In September of 1947, I entered Rhode Island State College. My favorite class was English taught by a Professor Smith. Some students called him "Dr. Sex" because in the books and stories we were required to read for him, much of our discussion seemed to revolve around that subject as it pertained to our assignments. "Sex" once gave a class writing assignment and to complete his assignment I would need a better writing instrument.
The college book store was in the basement of Quinn Hall. Quinn was a multitask building with library, administration office and a tiny college book store in its basement. I entered the store with a friend and asked the pretty coed grad student clerk about writing instruments. She was a little thing about five feet tall with light blue eyes and blond hair tied in a bun in back. She said they had the latest item, a newly invented pen called a "ball point". The ink was contained in the pen so, she explained, there would be no need to continuously dip the pen into an ink well. I bought one of her pens. Cost me six dollars, a lot of money for a poor freshman, and went home to my Quonset hut number 43 to begin "Sex's" assignment.
When I got half way through the "Sex" assignment, that ball point pen had indigestion, burped and all the ink came bubbling out and on to my creative writing. All would have to be done over again! There was no guarantee on the pen. I could not get my money back and could not afford buying another. I finished the assignment using the old pen and ink bottle instrument.

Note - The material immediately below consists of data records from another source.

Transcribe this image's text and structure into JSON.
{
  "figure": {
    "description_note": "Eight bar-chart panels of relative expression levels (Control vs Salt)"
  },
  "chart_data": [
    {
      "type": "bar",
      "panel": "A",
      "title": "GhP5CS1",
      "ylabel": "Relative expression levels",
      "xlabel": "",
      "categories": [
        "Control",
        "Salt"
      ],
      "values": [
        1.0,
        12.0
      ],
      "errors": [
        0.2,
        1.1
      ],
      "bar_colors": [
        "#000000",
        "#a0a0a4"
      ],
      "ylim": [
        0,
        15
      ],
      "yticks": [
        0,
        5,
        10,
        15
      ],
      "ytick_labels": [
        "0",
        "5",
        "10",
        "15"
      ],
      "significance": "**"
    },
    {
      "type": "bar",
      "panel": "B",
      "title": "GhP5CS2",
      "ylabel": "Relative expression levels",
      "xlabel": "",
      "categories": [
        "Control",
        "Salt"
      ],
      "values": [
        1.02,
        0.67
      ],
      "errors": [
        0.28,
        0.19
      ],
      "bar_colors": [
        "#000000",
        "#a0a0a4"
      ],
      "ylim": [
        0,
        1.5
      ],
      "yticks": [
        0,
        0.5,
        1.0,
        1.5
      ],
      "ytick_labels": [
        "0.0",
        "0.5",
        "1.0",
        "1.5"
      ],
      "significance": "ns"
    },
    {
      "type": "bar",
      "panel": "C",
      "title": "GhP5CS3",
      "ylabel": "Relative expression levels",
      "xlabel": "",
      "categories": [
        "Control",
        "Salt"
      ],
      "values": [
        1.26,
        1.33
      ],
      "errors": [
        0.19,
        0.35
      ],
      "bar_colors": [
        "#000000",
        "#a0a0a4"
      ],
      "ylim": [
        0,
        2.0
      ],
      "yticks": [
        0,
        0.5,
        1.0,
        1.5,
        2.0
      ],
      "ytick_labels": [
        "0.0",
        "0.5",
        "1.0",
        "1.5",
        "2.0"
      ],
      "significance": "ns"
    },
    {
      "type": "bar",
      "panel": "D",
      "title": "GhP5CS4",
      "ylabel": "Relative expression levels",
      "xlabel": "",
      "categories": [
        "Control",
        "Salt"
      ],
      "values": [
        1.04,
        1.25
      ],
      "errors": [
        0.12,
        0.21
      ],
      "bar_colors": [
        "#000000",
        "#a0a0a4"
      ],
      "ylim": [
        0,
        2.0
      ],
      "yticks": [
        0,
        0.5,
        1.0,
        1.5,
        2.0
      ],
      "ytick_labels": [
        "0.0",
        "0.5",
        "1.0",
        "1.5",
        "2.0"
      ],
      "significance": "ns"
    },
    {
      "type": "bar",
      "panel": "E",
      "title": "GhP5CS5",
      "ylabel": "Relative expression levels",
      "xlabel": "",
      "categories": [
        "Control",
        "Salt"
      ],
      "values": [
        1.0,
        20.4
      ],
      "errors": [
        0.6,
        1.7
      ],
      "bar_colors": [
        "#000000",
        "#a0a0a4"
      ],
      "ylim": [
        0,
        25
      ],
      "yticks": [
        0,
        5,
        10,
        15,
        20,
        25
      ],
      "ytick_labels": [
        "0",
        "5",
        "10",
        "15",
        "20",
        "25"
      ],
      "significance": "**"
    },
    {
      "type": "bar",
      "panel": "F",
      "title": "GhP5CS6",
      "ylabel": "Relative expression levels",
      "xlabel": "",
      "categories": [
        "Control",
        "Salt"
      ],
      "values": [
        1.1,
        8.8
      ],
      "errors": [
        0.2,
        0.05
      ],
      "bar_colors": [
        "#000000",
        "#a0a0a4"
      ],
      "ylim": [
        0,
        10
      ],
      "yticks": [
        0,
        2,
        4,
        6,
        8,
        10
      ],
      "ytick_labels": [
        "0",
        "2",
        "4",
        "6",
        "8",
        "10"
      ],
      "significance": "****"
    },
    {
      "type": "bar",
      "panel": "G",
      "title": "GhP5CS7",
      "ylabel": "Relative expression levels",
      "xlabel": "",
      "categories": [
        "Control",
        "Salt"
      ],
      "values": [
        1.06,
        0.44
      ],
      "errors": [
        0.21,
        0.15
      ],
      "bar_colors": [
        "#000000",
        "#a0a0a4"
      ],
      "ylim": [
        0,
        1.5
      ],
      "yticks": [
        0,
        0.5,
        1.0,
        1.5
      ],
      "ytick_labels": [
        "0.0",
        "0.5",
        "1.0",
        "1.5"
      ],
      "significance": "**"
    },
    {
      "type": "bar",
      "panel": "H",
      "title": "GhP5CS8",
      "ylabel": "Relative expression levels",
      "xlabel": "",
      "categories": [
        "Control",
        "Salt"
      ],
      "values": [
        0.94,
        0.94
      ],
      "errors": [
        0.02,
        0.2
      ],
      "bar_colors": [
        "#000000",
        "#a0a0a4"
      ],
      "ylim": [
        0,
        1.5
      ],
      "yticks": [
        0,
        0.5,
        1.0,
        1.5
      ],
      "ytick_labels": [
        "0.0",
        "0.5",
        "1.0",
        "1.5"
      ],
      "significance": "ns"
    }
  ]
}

Things are a bit different these days. On the top of my bedroom bureau there are many ball point pens, only two of which I paid for. These two specials are for doing a daily crossword puzzle; they write with dark ink and have erasers that quickly mute any mistake. The rest are all free. They have a litany of names on them. They come from doctors, hotels, orthopedic centers, insurance companies, churches and there is a special one emblazoned "Class of 1943 60th Anniversary Reunion EPHS".
Today one can have a much better ball point pen given to him than one he could buy sixty years ago! These pens write nice and clean, they do not get indigestion and if they run out of ink you can throw them away and get another for no charge!